Nonlinear Conjugate Gradient Method

See Also: Unconstrained Optimization

Nonlinear conjugate gradient methods make up another popular class of algorithms for large-scale optimization. These algorithms can be derived as extensions of the conjugate gradient algorithm or as specializations of limited-memory quasi-Newton methods. Given an iterate \(x_k\) and a direction \(d_k\), a line search is performed along \(d_k\) to produce \(x_{k+1} = x_k + \alpha_k d_k\). The Fletcher-Reeves variant of the nonlinear conjugate algorithm generates \(d_{k+1}\) from the simple recursion
\[d_{k+1} = – \nabla f(x_{k+1}) + \beta_k d_k \quad\quad\quad \beta_k = \left( \frac{\| \nabla f(x_{k+1}) \|_2} {\| \nabla f(x_k) \|_2} \right) ^ 2\]

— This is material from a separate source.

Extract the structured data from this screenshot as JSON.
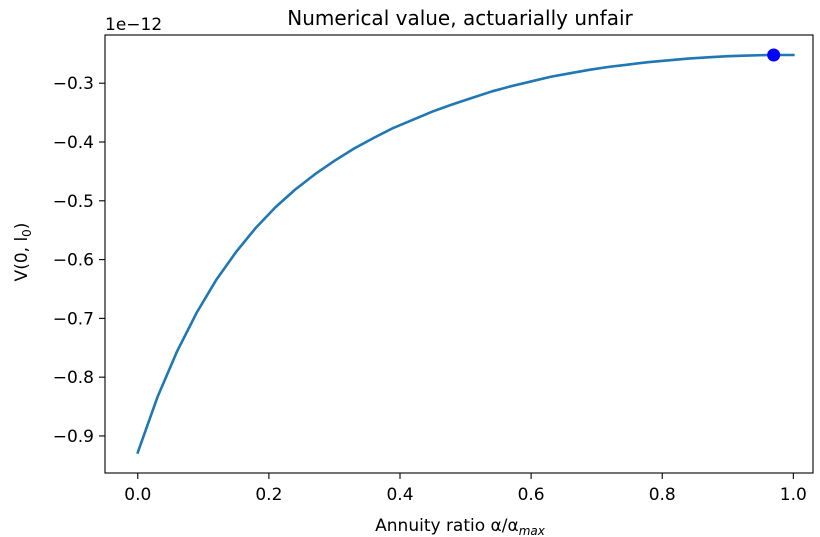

The method’s performance is sometimes enhanced by re-starting, that is, periodically \(\beta_k\) setting to zero. The Polak-Ribiere variant of conjugate gradient defines \(\beta_k\) as
\[\beta_k = \frac{[ \nabla f(x_{k+1}) – \nabla f(x_k)]^T \nabla f(x_{k+1}) } { \nabla f(x_k)^T \nabla f(x_k)}\]

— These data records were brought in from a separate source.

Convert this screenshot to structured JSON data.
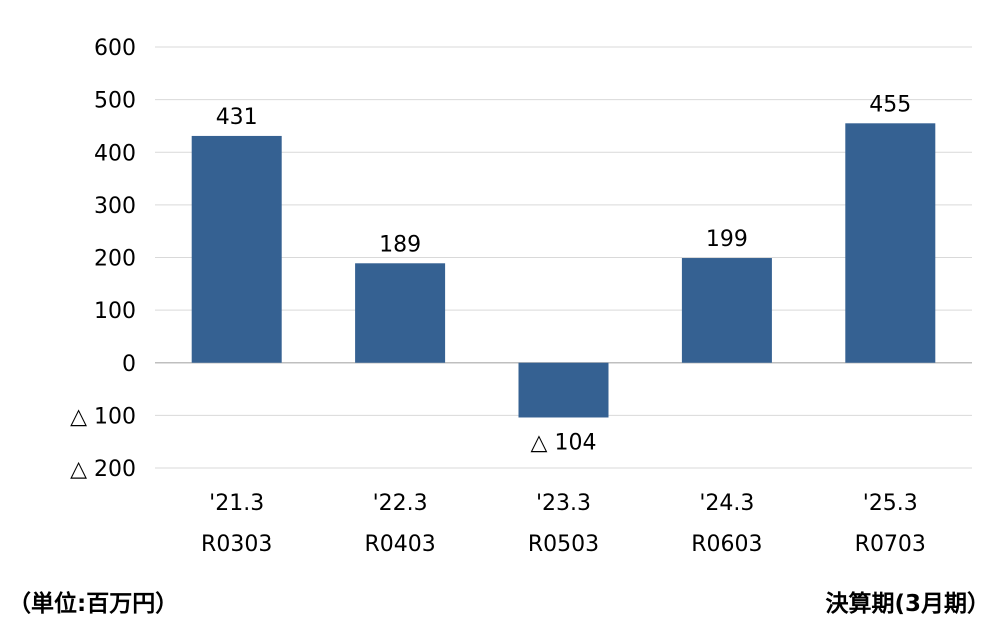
{
  "chart_data": {
    "type": "bar",
    "categories": [
      {
        "fy": "'21.3",
        "code": "R0303"
      },
      {
        "fy": "'22.3",
        "code": "R0403"
      },
      {
        "fy": "'23.3",
        "code": "R0503"
      },
      {
        "fy": "'24.3",
        "code": "R0603"
      },
      {
        "fy": "'25.3",
        "code": "R0703"
      }
    ],
    "values": [
      431,
      189,
      -104,
      199,
      455
    ],
    "value_labels": [
      "431",
      "189",
      "△ 104",
      "199",
      "455"
    ],
    "ylim": [
      -200,
      600
    ],
    "yticks": [
      {
        "value": 600,
        "label": "600"
      },
      {
        "value": 500,
        "label": "500"
      },
      {
        "value": 400,
        "label": "400"
      },
      {
        "value": 300,
        "label": "300"
      },
      {
        "value": 200,
        "label": "200"
      },
      {
        "value": 100,
        "label": "100"
      },
      {
        "value": 0,
        "label": "0"
      },
      {
        "value": -100,
        "label": "△ 100"
      },
      {
        "value": -200,
        "label": "△ 200"
      }
    ],
    "grid": true,
    "bar_color": "#356192",
    "ylabel": "（単位:百万円）",
    "xlabel": "決算期(3月期）"
  }
}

These two definitions of \(\beta_k\) are equivalent when \(f\) is quadratic, but not otherwise. Numerical testing suggests that the Polak-Ribiere method tends to be more efficient than the Fletcher-Reeves method. IMSL, NAG(FORTRAN), NAG(C), OPTIMA Library, OPTPACK, and PROC NLP contain nonlinear conjugate gradient codes.